I think the idea of tasting the creator's emotions is clever. Perhaps I remember the story of the wedding cake where the sister cries into the batter and the newlyweds are forever cursed (or maybe just the guests are sad?). I thought the idea of Rose tasting the food and knowing exactly where the product came from was a little far fetched, but I tried to read beyond it. This was an interesting read. However, once my suspicions were confirmed about the brother, I couldn't believe the story anymore, and I mostly lost interest in finishing the book (even though I did finish it because there were only a few pages left to read). I know it's fiction, but I'm still disappointed in the ending. I think the story should have gone another way.

Tuesday, November 15, 2011

Profiles in Fashion: Kate Spade

Freistadt, Margo. Profiles in Fashion: Kate Spade. Greensboro, NC: Morgan Reynolds, 2011. Print.

My Thoughts
Even though the book is barely 100 pages long, I feel like I now know more about who Kate Spade is and what her company tried to do. One thing I didn't realize is how young the Kate Spade line is (she started the company in 1993). I also didn't know that her company is now a part of the larger Liz Claiborne Inc., and she has not worked for them since mid 2007, Instead, Kate is spending time with her daughter, Bea.

This was a quick read giving a glimpse of the designer who tries to create timeless accessories instead of trendy fashions. There is a timeline in the back and photo credits, but I would have liked to see more pictures of Kate's products in the book instead of seemingly random pictures of people barely mentioned (for example, there's a mention of Kate's brother in law early in the book with an accompanying photo).

There are four more books in the series that I look forward to reading, learning more about the designers that I read about in the magazines.

Monday, November 14, 2011

The Pioneer Woman Cooks

Drummond, Ree. The Pioneer Woman Cooks: Recipes from an Accidental Country Girl. New York: William Morrow, 2009. Print.

My Thoughts
What came first: the cookbook or the cooking show? Well, for me the show did. I started watching "Pioneer Woman" and enjoyed her personality and recipes. That's when I checked out her book from the library. WOW! I could "see" her in the pages. There were several recipes in the book that I remember her making on the show. I've tried them. They are good! I made a note of a few more recipes that I'm going to copy from the book and try. Can't wait to see how they turn out for me.
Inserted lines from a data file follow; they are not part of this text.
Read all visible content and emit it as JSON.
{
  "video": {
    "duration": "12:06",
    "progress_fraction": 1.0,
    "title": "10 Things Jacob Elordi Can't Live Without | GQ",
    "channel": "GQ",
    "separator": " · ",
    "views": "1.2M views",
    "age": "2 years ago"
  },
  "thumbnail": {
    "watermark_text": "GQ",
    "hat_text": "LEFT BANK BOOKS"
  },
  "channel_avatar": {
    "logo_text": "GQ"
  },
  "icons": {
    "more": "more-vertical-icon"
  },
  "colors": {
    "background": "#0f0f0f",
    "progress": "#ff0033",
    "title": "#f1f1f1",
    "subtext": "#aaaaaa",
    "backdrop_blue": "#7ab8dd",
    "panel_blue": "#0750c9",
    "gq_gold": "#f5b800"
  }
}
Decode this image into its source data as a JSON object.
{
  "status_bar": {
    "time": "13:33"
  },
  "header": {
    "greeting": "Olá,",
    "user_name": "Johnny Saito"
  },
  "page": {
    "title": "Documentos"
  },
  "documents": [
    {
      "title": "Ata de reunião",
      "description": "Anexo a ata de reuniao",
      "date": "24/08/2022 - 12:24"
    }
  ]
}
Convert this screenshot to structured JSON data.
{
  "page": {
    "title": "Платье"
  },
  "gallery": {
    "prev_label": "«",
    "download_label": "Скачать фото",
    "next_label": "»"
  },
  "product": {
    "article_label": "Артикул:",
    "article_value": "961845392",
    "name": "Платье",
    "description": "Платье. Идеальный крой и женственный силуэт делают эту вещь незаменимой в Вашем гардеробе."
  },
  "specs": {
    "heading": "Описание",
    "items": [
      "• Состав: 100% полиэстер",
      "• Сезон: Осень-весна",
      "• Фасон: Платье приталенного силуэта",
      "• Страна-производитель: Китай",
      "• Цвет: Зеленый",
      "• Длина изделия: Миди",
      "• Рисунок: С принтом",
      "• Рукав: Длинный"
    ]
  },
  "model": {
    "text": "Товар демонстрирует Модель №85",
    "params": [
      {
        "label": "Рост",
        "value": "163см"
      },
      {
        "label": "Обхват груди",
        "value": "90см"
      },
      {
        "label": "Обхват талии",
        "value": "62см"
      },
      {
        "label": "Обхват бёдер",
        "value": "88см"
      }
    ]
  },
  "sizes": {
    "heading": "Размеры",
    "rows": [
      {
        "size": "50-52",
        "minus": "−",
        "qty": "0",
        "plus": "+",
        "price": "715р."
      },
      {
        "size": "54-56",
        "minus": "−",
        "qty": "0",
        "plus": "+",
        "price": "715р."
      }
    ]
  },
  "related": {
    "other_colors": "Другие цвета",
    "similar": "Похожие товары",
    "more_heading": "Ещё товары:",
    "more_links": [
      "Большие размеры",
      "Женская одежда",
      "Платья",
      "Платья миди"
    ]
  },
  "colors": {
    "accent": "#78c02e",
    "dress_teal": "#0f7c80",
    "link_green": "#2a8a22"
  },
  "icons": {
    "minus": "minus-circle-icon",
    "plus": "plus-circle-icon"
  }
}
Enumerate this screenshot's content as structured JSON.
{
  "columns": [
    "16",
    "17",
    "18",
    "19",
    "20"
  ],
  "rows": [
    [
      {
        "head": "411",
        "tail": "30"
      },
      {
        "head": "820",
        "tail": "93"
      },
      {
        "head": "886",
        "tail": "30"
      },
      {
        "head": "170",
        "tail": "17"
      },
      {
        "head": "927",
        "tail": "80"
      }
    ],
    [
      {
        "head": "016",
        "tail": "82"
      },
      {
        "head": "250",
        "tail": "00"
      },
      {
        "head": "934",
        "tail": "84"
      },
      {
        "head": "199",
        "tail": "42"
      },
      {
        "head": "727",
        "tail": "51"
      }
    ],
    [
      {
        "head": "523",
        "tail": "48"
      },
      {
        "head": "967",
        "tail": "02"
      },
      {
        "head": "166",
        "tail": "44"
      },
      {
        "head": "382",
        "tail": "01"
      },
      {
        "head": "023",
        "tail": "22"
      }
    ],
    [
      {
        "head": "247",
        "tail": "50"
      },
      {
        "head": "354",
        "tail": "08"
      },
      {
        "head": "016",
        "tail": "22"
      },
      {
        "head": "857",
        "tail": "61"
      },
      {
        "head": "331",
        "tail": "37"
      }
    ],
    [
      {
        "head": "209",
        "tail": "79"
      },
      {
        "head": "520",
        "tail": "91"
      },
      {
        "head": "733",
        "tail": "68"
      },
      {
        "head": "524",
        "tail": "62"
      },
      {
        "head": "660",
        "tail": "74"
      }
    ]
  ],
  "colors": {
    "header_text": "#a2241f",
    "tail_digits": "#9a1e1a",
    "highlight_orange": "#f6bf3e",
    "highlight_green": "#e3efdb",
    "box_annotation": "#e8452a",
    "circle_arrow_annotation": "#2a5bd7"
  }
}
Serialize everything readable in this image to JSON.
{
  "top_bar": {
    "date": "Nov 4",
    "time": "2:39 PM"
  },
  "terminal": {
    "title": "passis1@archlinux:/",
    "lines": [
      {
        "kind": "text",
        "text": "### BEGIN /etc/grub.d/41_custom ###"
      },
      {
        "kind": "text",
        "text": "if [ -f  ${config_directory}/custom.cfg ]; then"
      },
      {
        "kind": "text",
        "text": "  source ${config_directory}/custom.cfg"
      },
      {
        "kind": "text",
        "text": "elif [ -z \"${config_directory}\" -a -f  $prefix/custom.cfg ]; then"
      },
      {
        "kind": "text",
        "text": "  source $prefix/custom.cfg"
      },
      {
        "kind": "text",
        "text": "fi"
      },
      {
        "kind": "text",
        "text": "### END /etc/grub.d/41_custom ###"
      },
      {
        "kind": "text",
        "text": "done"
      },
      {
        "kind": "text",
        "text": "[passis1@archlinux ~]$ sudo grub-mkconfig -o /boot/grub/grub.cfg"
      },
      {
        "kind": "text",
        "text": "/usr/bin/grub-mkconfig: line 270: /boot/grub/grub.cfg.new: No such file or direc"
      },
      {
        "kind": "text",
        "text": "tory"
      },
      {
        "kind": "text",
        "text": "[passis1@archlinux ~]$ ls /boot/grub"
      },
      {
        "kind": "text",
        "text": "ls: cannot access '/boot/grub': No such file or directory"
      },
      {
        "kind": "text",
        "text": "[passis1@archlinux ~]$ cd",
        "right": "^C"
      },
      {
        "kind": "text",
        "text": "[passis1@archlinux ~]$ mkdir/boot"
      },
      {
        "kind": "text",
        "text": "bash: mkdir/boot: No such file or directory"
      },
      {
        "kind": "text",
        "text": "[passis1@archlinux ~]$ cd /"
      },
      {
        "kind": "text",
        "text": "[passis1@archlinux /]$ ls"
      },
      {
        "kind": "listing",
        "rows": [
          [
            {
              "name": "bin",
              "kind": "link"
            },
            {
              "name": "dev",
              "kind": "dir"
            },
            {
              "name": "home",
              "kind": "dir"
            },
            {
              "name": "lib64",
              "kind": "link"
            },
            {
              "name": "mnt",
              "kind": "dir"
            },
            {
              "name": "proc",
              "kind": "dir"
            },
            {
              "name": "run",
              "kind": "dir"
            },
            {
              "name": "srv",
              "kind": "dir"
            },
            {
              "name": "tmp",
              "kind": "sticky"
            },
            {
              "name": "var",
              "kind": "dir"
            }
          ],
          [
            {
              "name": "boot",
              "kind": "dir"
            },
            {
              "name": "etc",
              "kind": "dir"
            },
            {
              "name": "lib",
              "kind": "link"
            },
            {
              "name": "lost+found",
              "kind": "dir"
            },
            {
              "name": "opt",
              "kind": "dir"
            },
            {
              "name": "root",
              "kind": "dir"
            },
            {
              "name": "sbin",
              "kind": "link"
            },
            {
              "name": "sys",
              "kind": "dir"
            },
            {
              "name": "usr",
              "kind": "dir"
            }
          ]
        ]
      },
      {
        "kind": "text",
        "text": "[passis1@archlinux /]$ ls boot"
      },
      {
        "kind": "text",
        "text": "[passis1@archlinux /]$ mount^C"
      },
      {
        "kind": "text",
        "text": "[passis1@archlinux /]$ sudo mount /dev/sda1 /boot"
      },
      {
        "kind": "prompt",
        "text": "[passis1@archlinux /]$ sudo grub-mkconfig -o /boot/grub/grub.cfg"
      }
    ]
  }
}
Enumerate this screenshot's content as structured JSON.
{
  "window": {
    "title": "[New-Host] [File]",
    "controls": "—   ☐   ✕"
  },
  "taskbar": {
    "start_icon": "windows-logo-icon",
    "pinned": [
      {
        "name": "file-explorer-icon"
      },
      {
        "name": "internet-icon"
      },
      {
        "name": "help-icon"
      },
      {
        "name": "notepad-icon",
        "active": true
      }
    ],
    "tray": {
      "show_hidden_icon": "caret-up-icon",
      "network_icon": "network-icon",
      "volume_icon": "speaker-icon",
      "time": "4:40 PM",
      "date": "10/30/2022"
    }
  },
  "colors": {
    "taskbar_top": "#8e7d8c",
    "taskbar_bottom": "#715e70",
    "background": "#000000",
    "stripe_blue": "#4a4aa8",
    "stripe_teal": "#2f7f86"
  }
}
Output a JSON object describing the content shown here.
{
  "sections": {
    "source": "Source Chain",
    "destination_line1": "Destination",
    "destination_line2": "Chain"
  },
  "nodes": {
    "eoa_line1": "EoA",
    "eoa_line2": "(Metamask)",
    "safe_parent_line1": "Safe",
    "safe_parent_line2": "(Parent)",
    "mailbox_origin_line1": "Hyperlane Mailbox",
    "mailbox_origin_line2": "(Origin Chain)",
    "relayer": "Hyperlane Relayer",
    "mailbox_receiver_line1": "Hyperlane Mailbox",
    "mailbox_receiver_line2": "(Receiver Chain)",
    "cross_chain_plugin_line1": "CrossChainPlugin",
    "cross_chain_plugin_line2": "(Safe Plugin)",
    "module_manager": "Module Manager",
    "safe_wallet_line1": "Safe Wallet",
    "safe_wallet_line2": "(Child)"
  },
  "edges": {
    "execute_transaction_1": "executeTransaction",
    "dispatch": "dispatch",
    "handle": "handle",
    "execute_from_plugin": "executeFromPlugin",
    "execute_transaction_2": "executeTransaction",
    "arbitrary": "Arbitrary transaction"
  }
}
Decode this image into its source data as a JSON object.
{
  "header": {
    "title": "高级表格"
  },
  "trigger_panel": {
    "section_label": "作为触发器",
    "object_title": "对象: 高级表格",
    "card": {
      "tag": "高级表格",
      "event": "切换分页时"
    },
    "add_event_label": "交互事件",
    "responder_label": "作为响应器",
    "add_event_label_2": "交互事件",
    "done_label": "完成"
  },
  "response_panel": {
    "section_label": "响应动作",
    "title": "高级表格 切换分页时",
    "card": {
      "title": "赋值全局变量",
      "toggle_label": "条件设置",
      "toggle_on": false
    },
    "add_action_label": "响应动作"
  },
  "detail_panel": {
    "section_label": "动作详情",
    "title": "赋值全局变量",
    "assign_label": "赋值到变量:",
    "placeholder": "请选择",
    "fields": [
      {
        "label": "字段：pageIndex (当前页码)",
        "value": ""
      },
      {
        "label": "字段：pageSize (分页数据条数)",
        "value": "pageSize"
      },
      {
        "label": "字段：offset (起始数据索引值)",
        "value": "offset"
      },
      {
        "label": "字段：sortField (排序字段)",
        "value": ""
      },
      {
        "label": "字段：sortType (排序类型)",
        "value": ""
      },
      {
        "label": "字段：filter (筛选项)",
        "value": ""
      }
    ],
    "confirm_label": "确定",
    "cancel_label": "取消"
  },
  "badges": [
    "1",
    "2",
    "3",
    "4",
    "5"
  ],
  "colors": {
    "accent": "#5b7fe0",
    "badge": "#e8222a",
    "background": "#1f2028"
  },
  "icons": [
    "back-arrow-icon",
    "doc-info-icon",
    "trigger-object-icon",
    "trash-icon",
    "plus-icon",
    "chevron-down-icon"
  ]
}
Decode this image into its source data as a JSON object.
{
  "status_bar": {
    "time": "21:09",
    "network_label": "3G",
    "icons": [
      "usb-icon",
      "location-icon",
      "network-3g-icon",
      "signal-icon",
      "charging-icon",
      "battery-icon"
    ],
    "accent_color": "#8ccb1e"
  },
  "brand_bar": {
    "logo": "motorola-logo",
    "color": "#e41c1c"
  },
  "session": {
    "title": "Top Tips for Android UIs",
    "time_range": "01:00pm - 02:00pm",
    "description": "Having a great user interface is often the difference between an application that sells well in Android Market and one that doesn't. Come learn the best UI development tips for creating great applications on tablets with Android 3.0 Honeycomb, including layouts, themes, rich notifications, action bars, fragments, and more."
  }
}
Because I like her, I'm now following her blog. She makes me laugh. She's authentic. She takes wonderful pictures (the recipes have step by step photographs). She's someone that I could easily be friends with, even if we never meet.

Monday, November 7, 2011

Ishmael: An Adventure of the Mind and Spirit

Quinn, Daniel. Ishmael: An Adventure of the Mind and Spirit. New York: Bantam, 1992. Print.

Plot Summary
A man answers a want ad: "TEACHER seeks pupil. Must have an earnest desire to save the world. Apply in person." This is the catalyst that begins our narrator's spiritual journey into learning about the Takers and the Leavers.

My Thoughts
This book was very thought-provoking. I caught myself feeling lost and, like the narrator, not understanding exactly what Ishmael was trying to elicit from his questions. I wanted Ishmael to tell me the story instead of making me figure it out for myself (and even then I'm not sure I understand everything).

As I read, I wrote down what I call "Life Truths." One such truth is "It's the journey itself that's going to change you (Quinn 39). After reading this book, my thoughts have changed. I'm not sure I can take at face value what I'm told anymore. Not to say I won't trust, but sometimes people perpetuate a lie because that's all they know.

Another truth I copied was "You never really know how you're going to handle a problem until you actually have it" (Quinn 259). That's such an obvious statement, yet sometimes I need to see it. I would like to think I know how to handle all situations, but what I'm finding in my life is that I'd like to have some "do overs" and try again.

I think this is a book I will read again in a few years and find something fresh in it. Right now, I'm still processing what I think I know from my journey through this story.